KnigaRead.com/
KnigaRead.com » Юмор » Прочий юмор » Дмитрий Минаев - Поэты «Искры». Том 2

Дмитрий Минаев - Поэты «Искры». Том 2

На нашем сайте KnigaRead.com Вы можете абсолютно бесплатно читать книгу онлайн "Дмитрий Минаев - Поэты «Искры». Том 2". Жанр: Прочий юмор издательство -, год -.
Перейти на страницу:

164–166. КОНКУРСНЫЕ СТИХОТВОРЕНИЯ НА ЗВАНИЕ ЧЛЕНА ОБЩЕСТВА ЛЮБИТЕЛЕЙ РОССИЙСКОЙ СЛОВЕСНОСТИ[32]

1. ВО СНЕ

       В полдневный жар на даче Безбородко
С «Беседой Русскою» лежал недвижно я.
       Был полдень жгуч, струился воздух кротко,
                         Баюкая меня.

       Лежал один под тенью я балкона,
       Немая тишь сковала всё кругом,
       И солнце жгло отвесно с небосклона —
                         И спал я мертвым сном.

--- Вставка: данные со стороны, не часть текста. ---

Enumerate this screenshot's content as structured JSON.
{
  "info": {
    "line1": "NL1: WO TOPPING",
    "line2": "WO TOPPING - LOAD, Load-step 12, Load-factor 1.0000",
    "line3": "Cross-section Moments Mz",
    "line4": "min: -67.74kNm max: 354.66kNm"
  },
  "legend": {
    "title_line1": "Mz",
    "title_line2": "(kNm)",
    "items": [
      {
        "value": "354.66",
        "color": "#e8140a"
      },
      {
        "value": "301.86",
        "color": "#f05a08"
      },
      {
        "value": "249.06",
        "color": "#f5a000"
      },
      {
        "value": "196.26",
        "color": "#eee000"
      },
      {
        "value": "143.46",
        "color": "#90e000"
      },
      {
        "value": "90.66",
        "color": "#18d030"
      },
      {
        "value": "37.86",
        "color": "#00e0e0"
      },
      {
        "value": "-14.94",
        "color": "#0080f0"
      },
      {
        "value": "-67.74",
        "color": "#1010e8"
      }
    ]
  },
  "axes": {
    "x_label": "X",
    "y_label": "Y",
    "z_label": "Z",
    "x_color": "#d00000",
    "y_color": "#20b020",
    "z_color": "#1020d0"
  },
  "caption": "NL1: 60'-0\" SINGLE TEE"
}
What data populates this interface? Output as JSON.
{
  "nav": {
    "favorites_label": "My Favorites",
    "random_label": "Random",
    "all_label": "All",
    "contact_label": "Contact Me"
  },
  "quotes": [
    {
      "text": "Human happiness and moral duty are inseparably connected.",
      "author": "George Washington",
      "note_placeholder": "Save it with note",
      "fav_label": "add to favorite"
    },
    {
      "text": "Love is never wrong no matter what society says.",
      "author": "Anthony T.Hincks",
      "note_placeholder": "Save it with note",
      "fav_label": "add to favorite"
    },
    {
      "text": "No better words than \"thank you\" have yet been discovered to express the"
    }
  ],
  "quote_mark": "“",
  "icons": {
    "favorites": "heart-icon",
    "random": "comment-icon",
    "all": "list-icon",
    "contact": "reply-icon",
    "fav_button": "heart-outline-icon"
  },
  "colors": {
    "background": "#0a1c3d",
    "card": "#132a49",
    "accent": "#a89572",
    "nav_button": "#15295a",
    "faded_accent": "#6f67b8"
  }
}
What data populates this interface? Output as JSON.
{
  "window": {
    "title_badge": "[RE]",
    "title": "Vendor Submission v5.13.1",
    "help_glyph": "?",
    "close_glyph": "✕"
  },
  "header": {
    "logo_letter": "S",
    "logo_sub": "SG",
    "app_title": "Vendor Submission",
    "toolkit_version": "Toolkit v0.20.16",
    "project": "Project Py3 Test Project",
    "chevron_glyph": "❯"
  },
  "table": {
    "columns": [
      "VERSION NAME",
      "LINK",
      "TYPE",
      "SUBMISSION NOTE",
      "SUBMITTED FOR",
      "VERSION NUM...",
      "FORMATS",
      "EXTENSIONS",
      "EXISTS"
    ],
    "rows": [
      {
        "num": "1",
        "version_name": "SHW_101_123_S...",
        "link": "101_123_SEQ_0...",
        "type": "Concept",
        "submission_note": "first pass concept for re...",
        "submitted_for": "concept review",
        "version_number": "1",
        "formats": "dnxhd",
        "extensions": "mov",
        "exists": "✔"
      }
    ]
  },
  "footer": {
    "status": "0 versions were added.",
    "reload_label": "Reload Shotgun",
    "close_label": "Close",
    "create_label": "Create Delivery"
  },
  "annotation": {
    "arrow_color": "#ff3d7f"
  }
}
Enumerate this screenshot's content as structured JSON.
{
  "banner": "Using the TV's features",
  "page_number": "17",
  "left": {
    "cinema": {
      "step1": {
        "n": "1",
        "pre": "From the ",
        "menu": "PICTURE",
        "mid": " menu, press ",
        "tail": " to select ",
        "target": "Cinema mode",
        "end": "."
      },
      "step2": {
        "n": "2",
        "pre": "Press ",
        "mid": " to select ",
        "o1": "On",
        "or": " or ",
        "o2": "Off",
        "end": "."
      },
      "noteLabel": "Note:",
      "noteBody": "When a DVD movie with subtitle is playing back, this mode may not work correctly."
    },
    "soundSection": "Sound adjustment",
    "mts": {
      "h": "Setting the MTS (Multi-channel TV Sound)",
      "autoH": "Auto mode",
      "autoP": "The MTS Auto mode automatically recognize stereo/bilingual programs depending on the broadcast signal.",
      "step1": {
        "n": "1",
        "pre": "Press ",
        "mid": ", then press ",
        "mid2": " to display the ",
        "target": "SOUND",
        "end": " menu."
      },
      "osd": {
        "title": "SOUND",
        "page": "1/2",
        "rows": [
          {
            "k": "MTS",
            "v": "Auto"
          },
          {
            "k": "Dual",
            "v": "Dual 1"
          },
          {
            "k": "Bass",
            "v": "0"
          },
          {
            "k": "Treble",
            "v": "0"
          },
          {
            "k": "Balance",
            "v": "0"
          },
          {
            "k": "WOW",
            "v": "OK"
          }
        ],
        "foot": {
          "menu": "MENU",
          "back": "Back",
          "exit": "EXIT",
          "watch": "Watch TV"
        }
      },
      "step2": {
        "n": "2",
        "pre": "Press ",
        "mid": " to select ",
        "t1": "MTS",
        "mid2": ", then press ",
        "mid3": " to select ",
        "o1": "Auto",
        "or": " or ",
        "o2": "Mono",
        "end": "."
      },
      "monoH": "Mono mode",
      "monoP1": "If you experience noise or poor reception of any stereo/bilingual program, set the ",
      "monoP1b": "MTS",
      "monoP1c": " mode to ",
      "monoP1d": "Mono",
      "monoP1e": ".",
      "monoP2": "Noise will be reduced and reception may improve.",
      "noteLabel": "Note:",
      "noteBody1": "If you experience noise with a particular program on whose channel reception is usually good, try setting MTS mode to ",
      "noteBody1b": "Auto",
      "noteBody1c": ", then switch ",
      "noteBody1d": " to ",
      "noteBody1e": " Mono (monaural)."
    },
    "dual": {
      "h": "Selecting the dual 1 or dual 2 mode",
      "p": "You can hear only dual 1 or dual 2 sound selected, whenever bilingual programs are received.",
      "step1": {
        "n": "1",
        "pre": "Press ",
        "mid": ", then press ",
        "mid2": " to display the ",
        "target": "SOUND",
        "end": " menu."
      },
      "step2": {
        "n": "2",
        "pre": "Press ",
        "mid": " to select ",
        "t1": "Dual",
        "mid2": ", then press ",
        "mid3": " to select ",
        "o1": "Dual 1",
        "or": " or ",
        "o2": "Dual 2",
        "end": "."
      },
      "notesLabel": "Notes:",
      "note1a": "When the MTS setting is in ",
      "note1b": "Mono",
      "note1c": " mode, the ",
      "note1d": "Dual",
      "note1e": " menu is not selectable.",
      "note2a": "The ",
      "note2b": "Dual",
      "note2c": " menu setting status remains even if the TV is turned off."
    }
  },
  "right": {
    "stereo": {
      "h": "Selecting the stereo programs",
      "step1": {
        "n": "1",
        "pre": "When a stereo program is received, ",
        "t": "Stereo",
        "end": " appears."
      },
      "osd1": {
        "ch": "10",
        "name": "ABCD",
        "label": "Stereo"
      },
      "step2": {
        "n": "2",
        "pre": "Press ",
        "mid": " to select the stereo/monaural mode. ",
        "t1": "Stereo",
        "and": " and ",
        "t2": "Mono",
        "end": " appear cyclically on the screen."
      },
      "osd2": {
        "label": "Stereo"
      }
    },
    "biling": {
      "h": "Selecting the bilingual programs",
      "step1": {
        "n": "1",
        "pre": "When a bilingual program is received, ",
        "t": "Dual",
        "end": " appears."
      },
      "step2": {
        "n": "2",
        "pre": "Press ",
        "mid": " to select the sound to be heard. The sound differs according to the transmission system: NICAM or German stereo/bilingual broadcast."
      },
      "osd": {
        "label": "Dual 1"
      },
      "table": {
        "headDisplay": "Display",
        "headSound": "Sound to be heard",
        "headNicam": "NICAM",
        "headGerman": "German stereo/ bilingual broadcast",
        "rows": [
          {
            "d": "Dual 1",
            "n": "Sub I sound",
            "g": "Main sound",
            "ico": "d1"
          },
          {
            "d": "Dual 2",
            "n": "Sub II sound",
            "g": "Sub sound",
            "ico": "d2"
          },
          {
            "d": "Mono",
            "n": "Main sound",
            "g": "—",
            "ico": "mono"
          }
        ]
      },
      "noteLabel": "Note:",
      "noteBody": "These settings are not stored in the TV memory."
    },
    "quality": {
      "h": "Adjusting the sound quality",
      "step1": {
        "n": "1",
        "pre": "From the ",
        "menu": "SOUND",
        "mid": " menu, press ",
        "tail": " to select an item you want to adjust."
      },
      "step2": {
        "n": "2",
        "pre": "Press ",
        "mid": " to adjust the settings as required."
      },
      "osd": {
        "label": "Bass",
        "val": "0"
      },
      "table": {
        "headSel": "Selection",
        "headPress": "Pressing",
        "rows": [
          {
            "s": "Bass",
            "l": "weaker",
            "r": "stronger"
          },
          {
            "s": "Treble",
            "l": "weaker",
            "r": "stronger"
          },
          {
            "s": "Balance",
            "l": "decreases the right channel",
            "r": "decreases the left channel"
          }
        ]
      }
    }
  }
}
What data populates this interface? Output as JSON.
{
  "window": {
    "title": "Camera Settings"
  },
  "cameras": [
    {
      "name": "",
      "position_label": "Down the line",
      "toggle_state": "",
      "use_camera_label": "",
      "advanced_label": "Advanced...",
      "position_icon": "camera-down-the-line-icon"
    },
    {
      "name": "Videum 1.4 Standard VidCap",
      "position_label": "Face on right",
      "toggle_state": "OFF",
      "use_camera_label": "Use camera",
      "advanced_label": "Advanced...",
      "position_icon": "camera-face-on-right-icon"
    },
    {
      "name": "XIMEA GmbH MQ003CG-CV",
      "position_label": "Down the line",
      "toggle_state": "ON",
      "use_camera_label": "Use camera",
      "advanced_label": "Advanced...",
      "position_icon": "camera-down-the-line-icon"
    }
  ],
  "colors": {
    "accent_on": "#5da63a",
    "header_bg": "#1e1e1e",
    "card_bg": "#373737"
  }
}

       И снилось мне — большое заседанье
Любителей Словесности в Москве,
В кафтанах, в охабнях — творящих заклинанье
                         Журналам на Неве.

Пред капищем славянских истуканов
Там Лонгинов могилу мрачно рыл:
Да лягут в ней Елагин, Селиванов —
                         Ликуй, славянофил!

Тогда зажглась в душе моей тревога,
И в полусне прозрела мысль моя,
И видел я, что за два некролога
                         Там в члены выбран я.

2. НАЯВУ

Я трепетал,
Как говорил,
Явившись в зал,
Славянофил.
Я изнывал
От ног до плеч,
Как он читал
Собратьям речь.
Я тосковал
И тер свой лоб,
Как он строгал
Европе гроб,
Как Запад клял,
И мудр и строг,
И прославлял
Один Восток.
И тех идей
Водоворот
В душе моей
Переворот
Тогда свершил,
К Москве свой взор
Я устремил,
Поддевку сшил
И стал с тех пор
Славянофил!

3. МОСКОВСКАЯ ЛЕГЕНДА XIX ВЕКА

Друг друга любили они с бескорыстием оба;
Казалось — любви бы хватило с избытком до гроба!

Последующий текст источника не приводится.